Any particular power plant is retributed by the amount of energy that it managed to sell on the market, plus the amount of ancillary services energy that it managed to sell to the TSO. I’ll discuss how to optimize these revenues for a power plant in another post.

Does the market hypothesis hold?

The efficient market hypothesis as a price optimizator only works if there is a large number of market players. Why?

If there is a limited number of market players, those will agree prices, or artificially put power plants in maintenance in order to benefit from the market demand. Therefore the market prices will not be the real prices but artificial ones.

On the other hand if there are many players offering and demanding energy, it is much more difficult that they agree prices with enough time. Furthermore, if there are more players the demand mismatch and the TSO corrections are likely to be lower since the market generation solution will be more distributed, and probably closer to the load points.

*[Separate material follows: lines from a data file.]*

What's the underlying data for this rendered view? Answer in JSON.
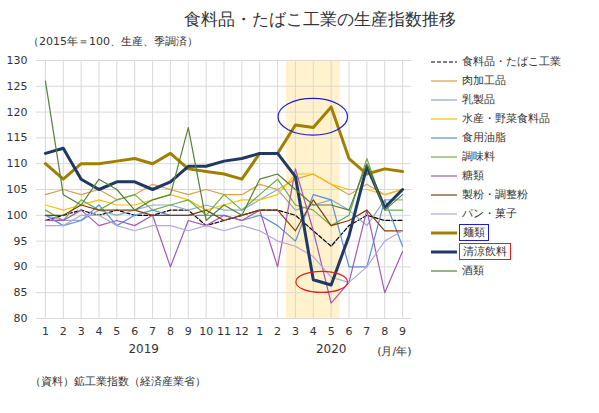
{
  "chart_data": {
    "type": "line",
    "title": "食料品・たばこ工業の生産指数推移",
    "subtitle": "（2015年＝100、生産、季調済）",
    "source": "（資料）鉱工業指数（経済産業省）",
    "x_unit_label": "(月/年)",
    "categories": [
      "1",
      "2",
      "3",
      "4",
      "5",
      "6",
      "7",
      "8",
      "9",
      "10",
      "11",
      "12",
      "1",
      "2",
      "3",
      "4",
      "5",
      "6",
      "7",
      "8",
      "9"
    ],
    "x_groups": [
      {
        "label": "2019",
        "count": 12
      },
      {
        "label": "2020",
        "count": 9
      }
    ],
    "ylim": [
      80,
      130
    ],
    "yticks": [
      80,
      85,
      90,
      95,
      100,
      105,
      110,
      115,
      120,
      125,
      130
    ],
    "grid": true,
    "legend": "right",
    "highlight": {
      "from_index": 14,
      "to_index": 16,
      "color": "#fff2cc"
    },
    "emphasis": [
      {
        "series": "麺類",
        "color": "#2020c8",
        "from_index": 14,
        "to_index": 16
      },
      {
        "series": "清涼飲料",
        "color": "#e02020",
        "from_index": 15,
        "to_index": 16
      }
    ],
    "series": [
      {
        "name": "食料品・たばこ工業",
        "color": "#000000",
        "line_style": "dashed",
        "values": [
          99,
          100,
          101,
          100,
          101,
          100,
          100,
          101,
          101,
          98,
          99,
          100,
          101,
          101,
          100,
          97,
          94,
          98,
          100,
          99,
          99
        ]
      },
      {
        "name": "肉加工品",
        "color": "#d6a24a",
        "values": [
          104,
          105,
          104,
          105,
          103,
          104,
          106,
          105,
          104,
          105,
          104,
          104,
          106,
          105,
          107,
          108,
          106,
          104,
          106,
          104,
          105
        ]
      },
      {
        "name": "乳製品",
        "color": "#8faacc",
        "values": [
          100,
          99,
          99,
          101,
          100,
          101,
          102,
          102,
          101,
          102,
          101,
          101,
          103,
          105,
          101,
          102,
          103,
          101,
          98,
          103,
          103
        ]
      },
      {
        "name": "水産・野菜食料品",
        "color": "#ffc000",
        "values": [
          102,
          101,
          102,
          103,
          102,
          102,
          103,
          104,
          103,
          101,
          102,
          103,
          103,
          104,
          108,
          108,
          106,
          105,
          105,
          104,
          105
        ]
      },
      {
        "name": "食用油脂",
        "color": "#5b8fd6",
        "values": [
          100,
          98,
          99,
          102,
          98,
          100,
          101,
          100,
          100,
          100,
          100,
          99,
          100,
          98,
          95,
          104,
          103,
          90,
          90,
          103,
          94
        ]
      },
      {
        "name": "調味料",
        "color": "#70ad47",
        "values": [
          101,
          99,
          103,
          101,
          103,
          104,
          101,
          102,
          103,
          100,
          104,
          101,
          104,
          107,
          102,
          101,
          98,
          100,
          111,
          101,
          101
        ]
      },
      {
        "name": "糖類",
        "color": "#a05ab4",
        "values": [
          99,
          99,
          101,
          98,
          99,
          98,
          100,
          90,
          99,
          98,
          100,
          99,
          101,
          90,
          109,
          97,
          83,
          87,
          101,
          85,
          93
        ]
      },
      {
        "name": "製粉・調整粉",
        "color": "#843c0c",
        "values": [
          100,
          100,
          102,
          101,
          101,
          101,
          100,
          100,
          100,
          101,
          99,
          100,
          101,
          101,
          97,
          103,
          98,
          99,
          101,
          97,
          97
        ]
      },
      {
        "name": "パン・菓子",
        "color": "#b4a7d6",
        "values": [
          98,
          98,
          100,
          100,
          98,
          97,
          98,
          98,
          97,
          98,
          97,
          98,
          97,
          95,
          94,
          92,
          88,
          87,
          90,
          95,
          97
        ]
      },
      {
        "name": "麺類",
        "color": "#a08000",
        "values": [
          110,
          107,
          110,
          110,
          110.5,
          111,
          110,
          112,
          109,
          108.5,
          108,
          107,
          112,
          112,
          117.5,
          117,
          121,
          111,
          108,
          109,
          108.5
        ]
      },
      {
        "name": "清涼飲料",
        "color": "#203864",
        "values": [
          112,
          113,
          107,
          105,
          106.5,
          106.5,
          105,
          106.5,
          109.5,
          109.5,
          110.5,
          111,
          112,
          112,
          107.5,
          87.5,
          86.5,
          96,
          109.5,
          101.5,
          105
        ]
      },
      {
        "name": "酒類",
        "color": "#548235",
        "values": [
          126,
          104,
          102,
          107,
          105,
          101,
          103,
          104,
          117,
          99,
          102,
          100,
          107,
          108,
          105,
          102,
          102,
          101,
          110,
          101,
          104
        ]
      }
    ]
  }
}
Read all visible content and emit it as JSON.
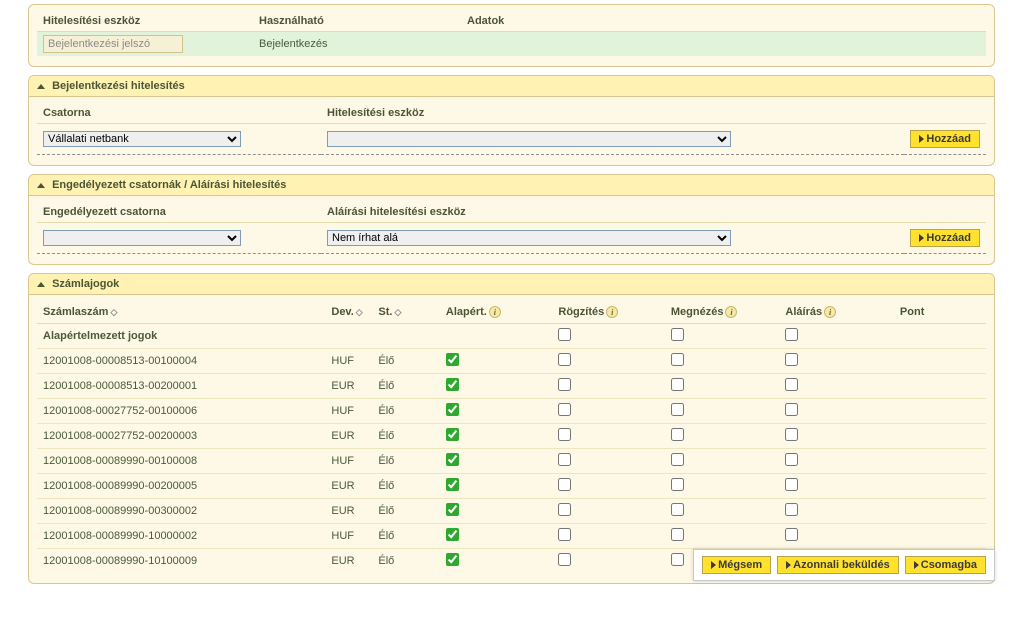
{
  "section1": {
    "headers": {
      "eszkoz": "Hitelesítési eszköz",
      "hasznalhato": "Használható",
      "adatok": "Adatok"
    },
    "row": {
      "eszkoz_value": "Bejelentkezési jelszó",
      "hasznalhato_value": "Bejelentkezés"
    }
  },
  "section2": {
    "title": "Bejelentkezési hitelesítés",
    "headers": {
      "csatorna": "Csatorna",
      "eszkoz": "Hitelesítési eszköz"
    },
    "csatorna_selected": "Vállalati netbank",
    "hitel_selected": "",
    "btn_add": "Hozzáad"
  },
  "section3": {
    "title": "Engedélyezett csatornák / Aláírási hitelesítés",
    "headers": {
      "csatorna": "Engedélyezett csatorna",
      "alairas": "Aláírási hitelesítési eszköz"
    },
    "csatorna_selected": "",
    "alairas_selected": "Nem írhat alá",
    "btn_add": "Hozzáad"
  },
  "section4": {
    "title": "Számlajogok",
    "headers": {
      "szamlaszam": "Számlaszám",
      "dev": "Dev.",
      "st": "St.",
      "alapert": "Alapért.",
      "rogzites": "Rögzítés",
      "megnezes": "Megnézés",
      "alairas": "Aláírás",
      "pont": "Pont"
    },
    "defaults_label": "Alapértelmezett jogok",
    "rows": [
      {
        "num": "12001008-00008513-00100004",
        "dev": "HUF",
        "st": "Élő",
        "def": true
      },
      {
        "num": "12001008-00008513-00200001",
        "dev": "EUR",
        "st": "Élő",
        "def": true
      },
      {
        "num": "12001008-00027752-00100006",
        "dev": "HUF",
        "st": "Élő",
        "def": true
      },
      {
        "num": "12001008-00027752-00200003",
        "dev": "EUR",
        "st": "Élő",
        "def": true
      },
      {
        "num": "12001008-00089990-00100008",
        "dev": "HUF",
        "st": "Élő",
        "def": true
      },
      {
        "num": "12001008-00089990-00200005",
        "dev": "EUR",
        "st": "Élő",
        "def": true
      },
      {
        "num": "12001008-00089990-00300002",
        "dev": "EUR",
        "st": "Élő",
        "def": true
      },
      {
        "num": "12001008-00089990-10000002",
        "dev": "HUF",
        "st": "Élő",
        "def": true
      },
      {
        "num": "12001008-00089990-10100009",
        "dev": "EUR",
        "st": "Élő",
        "def": true
      }
    ]
  },
  "actions": {
    "megsem": "Mégsem",
    "azonnali": "Azonnali beküldés",
    "csomagba": "Csomagba"
  }
}
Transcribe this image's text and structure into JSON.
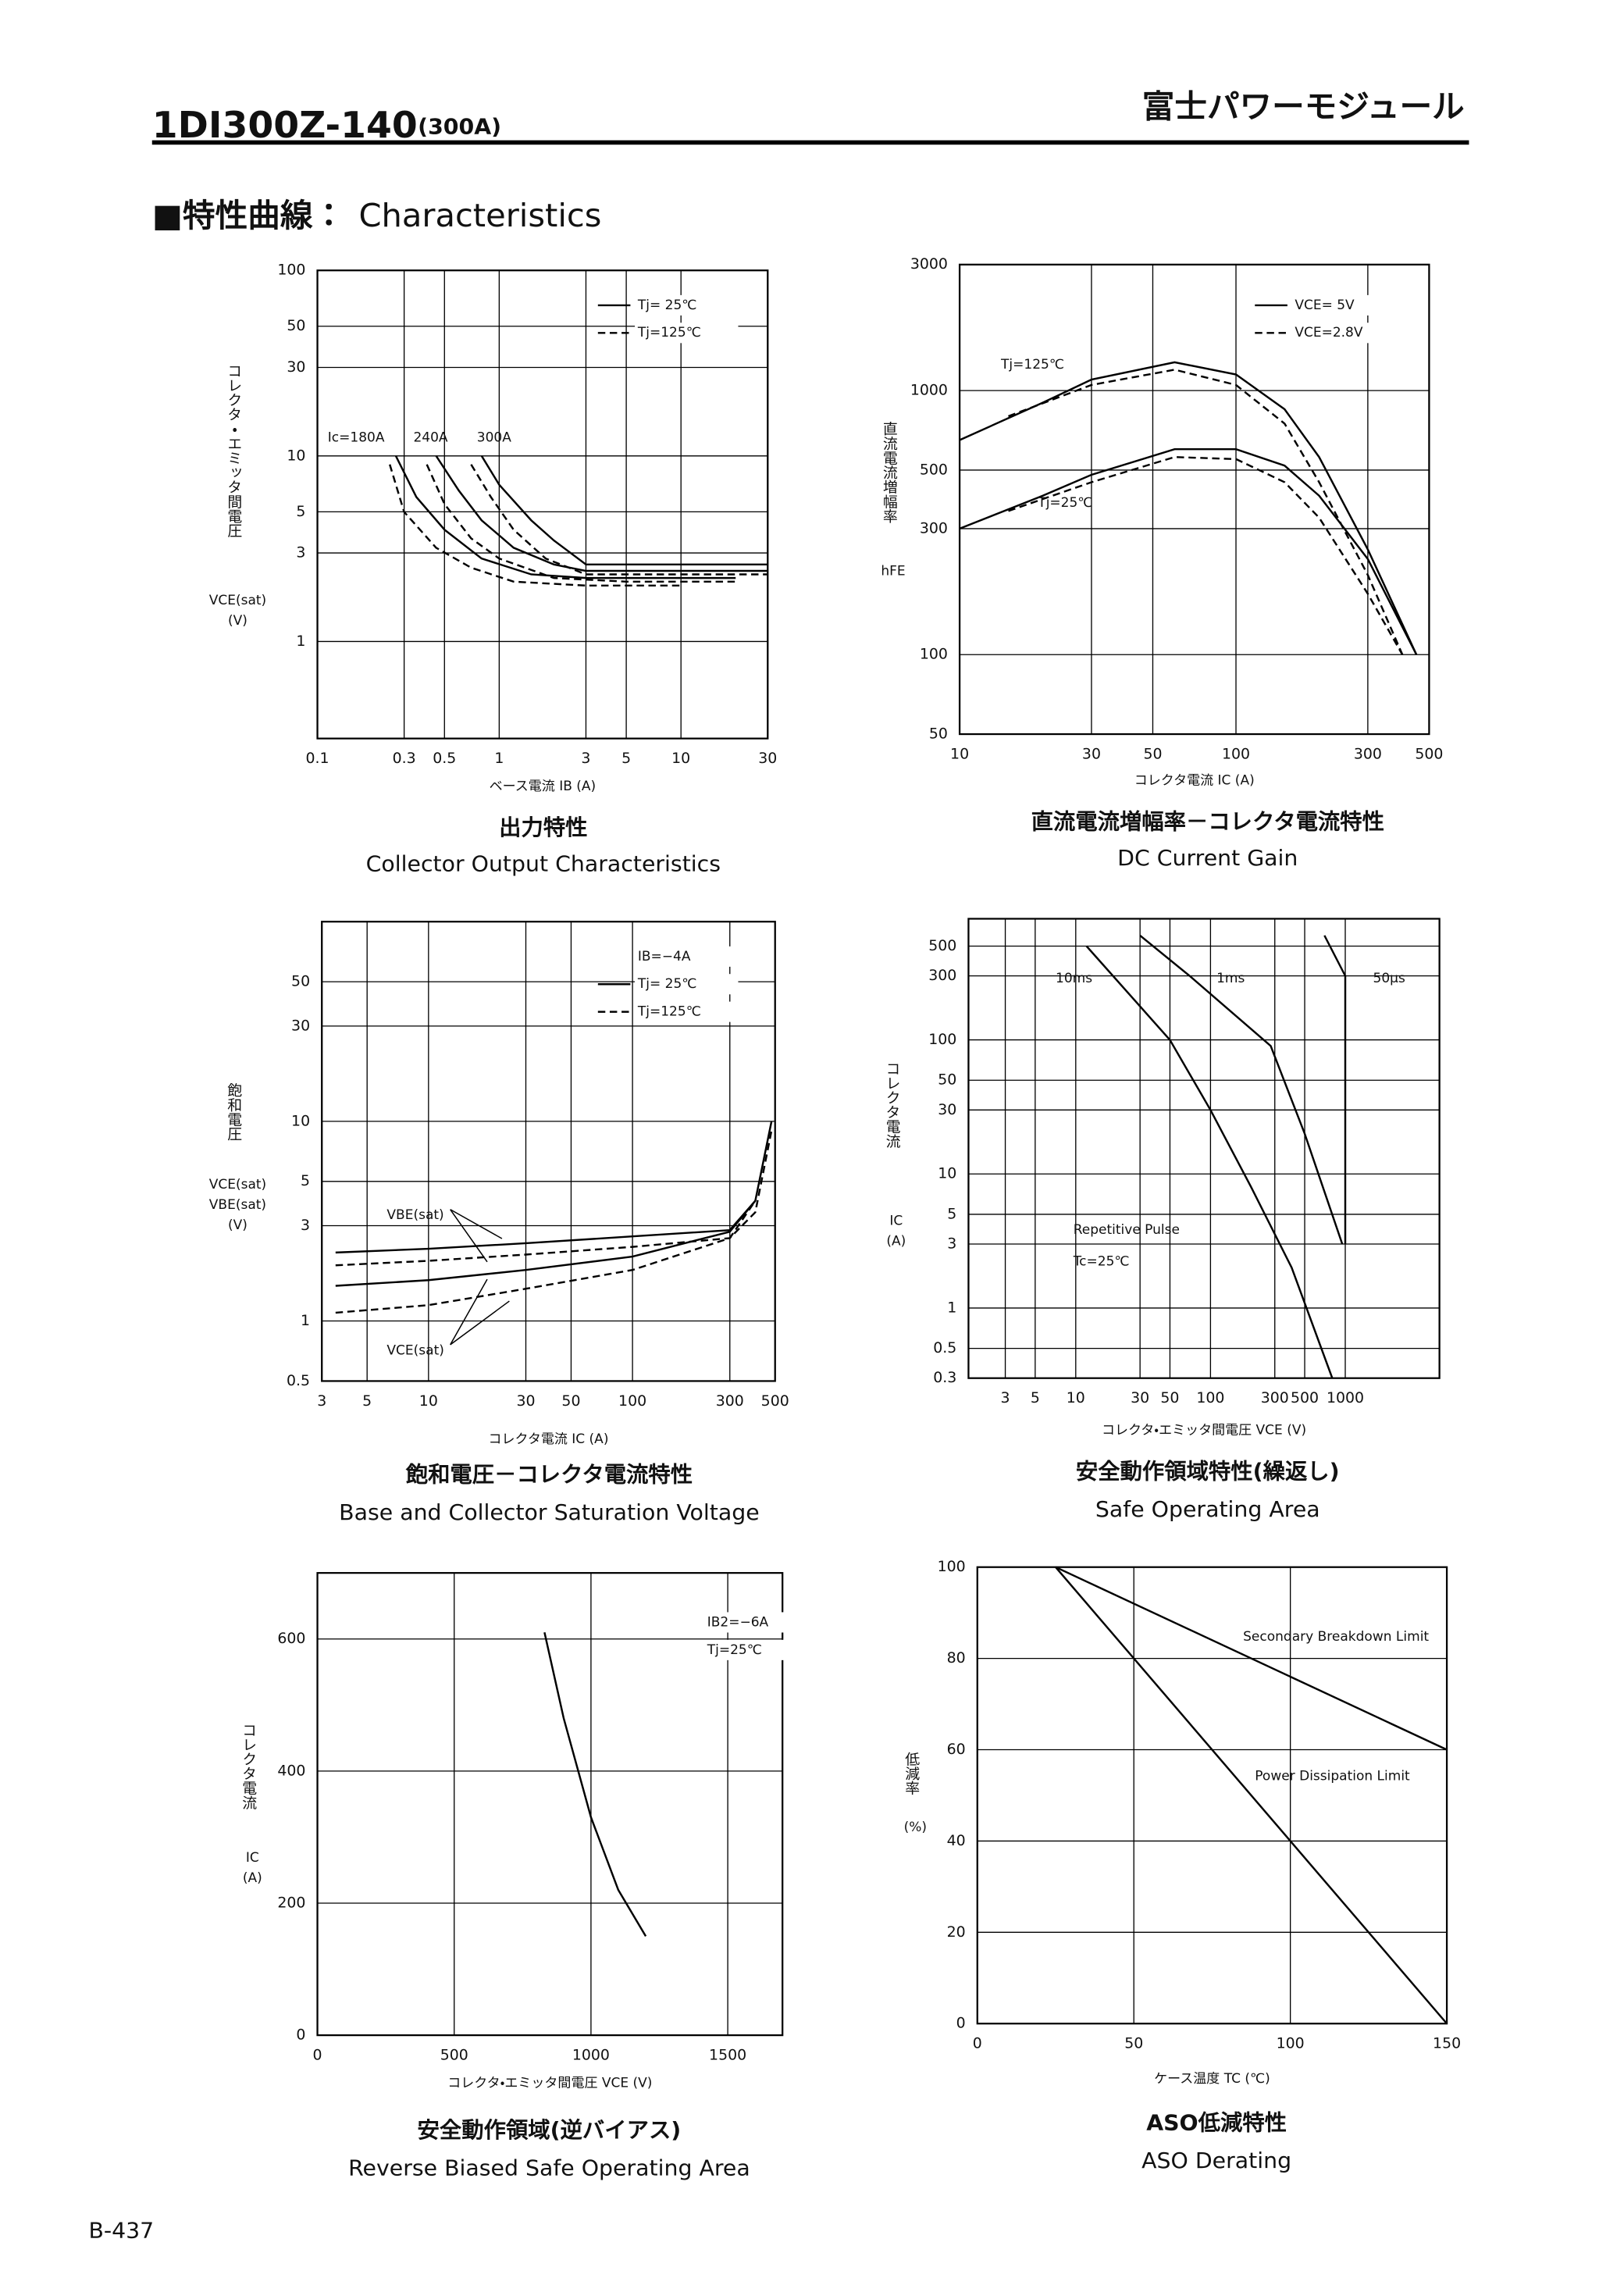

The more players in the game, the more efficient the market is. The opposite is also true.

Final remark

The proper planning of a power system will always produce a better price than any market mechanism, because it would minimize the waste of energy, and would maximize the performance of economic investments system wise. This solution is philosophically closer to socialism, where the individuals are surrogated to the system and there is no freedom to act or innovate (Our infinite power plant would not be accepted).

The market mechanism allows freedom and diversity, but requires the existence of many actors maximizing their own benefit without looking at other actors, to work. Still it will not minimize the energy waste or the energy price.